Changes to authorizations happen on a regular basis for various reasons. New features and products get implemented. Organizational structures change which influences the access to data and makes position-based security hard to implement, if your company re-organizes often. Users request more access. Sometimes this would only be needed temporarily, but why give up what one has. So role inflation is going on.
So far no-one has developed a tool that will allow to centrally administrate authorizations for a heterogeneous landscape and translate and provision these to your various backend systems. This would make authorization administration a lot easier and keep it consistent.
What does this mean for companies trying to implement a thorough authorization concept?
First and foremost I recommend that you start by analyzing what users access on a regular basis. You might have 1000s of web applications and hundreds of SAP systems, but you will be surprised how little functionality and how few different applications they access on a regular basis.
So this means that you further have to analyze if there are authorizations that every user has to have, which could be grouped into a larger container for “Everyone” so to speak. And which are the different access rights that can be grouped by job families. To be able to do this properly you have to find out, which role concepts are supported and which are the grouping mechanisms usually referred to as Business Roles or composite roles.
You also have to train your security administrators in a lot if not all of the above mentioned authorization concepts to be able to cover security holistically.
You have to have key-users that set up the authorizations for each application. These are a unique set of employees that know the applications as well as the authorization mechanisms within an application. The knowledge of the application is key, because it is the combination of functionality and organizational data that will be put into an authorization. This is usually not known by security administrators.
To avoid segregation of duties (SoD) issues the implementation of a governance, risk and compliance product will help. This absolutely should come with a pre-defined set of SoD issues. Make sure to ask for industry specific content, but be prepared to add your own unique SoD rules. Every company has a set of home-grown reports including data that is only deemed business critical by this specific company.

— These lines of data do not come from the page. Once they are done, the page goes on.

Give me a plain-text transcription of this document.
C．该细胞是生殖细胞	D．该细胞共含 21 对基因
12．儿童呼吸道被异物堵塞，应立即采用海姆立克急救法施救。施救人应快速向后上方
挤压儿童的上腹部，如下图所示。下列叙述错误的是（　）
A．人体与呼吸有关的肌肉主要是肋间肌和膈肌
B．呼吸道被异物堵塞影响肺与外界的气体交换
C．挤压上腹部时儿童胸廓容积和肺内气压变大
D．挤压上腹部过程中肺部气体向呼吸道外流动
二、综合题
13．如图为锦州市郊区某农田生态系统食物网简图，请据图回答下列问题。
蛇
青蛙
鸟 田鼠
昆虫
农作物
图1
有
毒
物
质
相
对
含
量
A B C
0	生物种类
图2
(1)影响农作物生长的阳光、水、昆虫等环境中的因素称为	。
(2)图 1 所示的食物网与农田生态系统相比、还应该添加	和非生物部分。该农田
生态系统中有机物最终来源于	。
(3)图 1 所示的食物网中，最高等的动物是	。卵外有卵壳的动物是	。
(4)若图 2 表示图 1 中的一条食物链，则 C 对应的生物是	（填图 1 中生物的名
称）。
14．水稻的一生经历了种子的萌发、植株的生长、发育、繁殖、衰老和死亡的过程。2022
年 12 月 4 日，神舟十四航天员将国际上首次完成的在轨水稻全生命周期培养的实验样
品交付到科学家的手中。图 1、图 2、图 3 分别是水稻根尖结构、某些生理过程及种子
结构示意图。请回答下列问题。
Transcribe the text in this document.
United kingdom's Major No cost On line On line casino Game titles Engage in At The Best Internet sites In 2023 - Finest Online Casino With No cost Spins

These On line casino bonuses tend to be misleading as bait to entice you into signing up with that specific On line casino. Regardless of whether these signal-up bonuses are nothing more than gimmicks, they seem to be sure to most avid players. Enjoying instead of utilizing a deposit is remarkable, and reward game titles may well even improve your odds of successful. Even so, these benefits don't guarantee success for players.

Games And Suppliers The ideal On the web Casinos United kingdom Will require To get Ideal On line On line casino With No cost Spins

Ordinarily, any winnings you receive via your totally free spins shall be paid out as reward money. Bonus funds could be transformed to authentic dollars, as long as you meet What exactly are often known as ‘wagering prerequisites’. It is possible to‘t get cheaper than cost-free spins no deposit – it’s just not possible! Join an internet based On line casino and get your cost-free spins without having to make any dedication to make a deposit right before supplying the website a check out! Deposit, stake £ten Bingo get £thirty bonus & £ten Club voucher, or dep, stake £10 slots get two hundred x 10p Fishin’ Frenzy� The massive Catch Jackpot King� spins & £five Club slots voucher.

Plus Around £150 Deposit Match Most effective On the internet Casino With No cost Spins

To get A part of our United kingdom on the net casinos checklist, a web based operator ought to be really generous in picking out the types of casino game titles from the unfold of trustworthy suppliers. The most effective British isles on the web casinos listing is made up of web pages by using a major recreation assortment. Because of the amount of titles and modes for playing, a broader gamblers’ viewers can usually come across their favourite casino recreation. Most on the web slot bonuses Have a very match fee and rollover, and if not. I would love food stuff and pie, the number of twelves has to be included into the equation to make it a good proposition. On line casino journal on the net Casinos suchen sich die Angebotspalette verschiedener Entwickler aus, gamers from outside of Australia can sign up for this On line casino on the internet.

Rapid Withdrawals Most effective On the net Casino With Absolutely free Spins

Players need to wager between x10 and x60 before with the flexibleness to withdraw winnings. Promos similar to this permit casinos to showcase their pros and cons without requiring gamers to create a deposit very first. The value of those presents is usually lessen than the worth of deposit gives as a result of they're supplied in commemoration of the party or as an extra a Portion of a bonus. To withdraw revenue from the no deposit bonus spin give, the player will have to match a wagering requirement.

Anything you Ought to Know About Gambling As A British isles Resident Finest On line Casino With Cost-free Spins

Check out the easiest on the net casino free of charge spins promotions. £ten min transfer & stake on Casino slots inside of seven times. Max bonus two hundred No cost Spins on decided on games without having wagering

Workflow support is helpful to share the responsibility for access rights, but you have to make sure that all necessary workflow participants are trained in authorizations so that they know what they have to make a decision on.
Lastly to keep the role inflation at bay access re-certification on a regular basis is key. Otherwise the users will just aggregate way too many authorizations over time.
It might be worth while exploring security intelligence products to help analyze your user and role landscape and to reduce role inflation. You might be surprised how many users never log on and could be locked right away or how many roles are identical, which are ideal candidates for cleansing. Also often found are roles without any content, which are a clear candidate for immediate deletion. Users without any role assignment are a puzzle too. If they don’t have any authorizations, why do they have to be in a system. You have to check users with way too many authorizations. Is this really necessary and if so why? Role mining might help with the creation of roles from users with similar tasks.
However, you have to be prepared to live with many different authorization concepts and with many roles. But with the above mentioned recommendations, it should become manageable.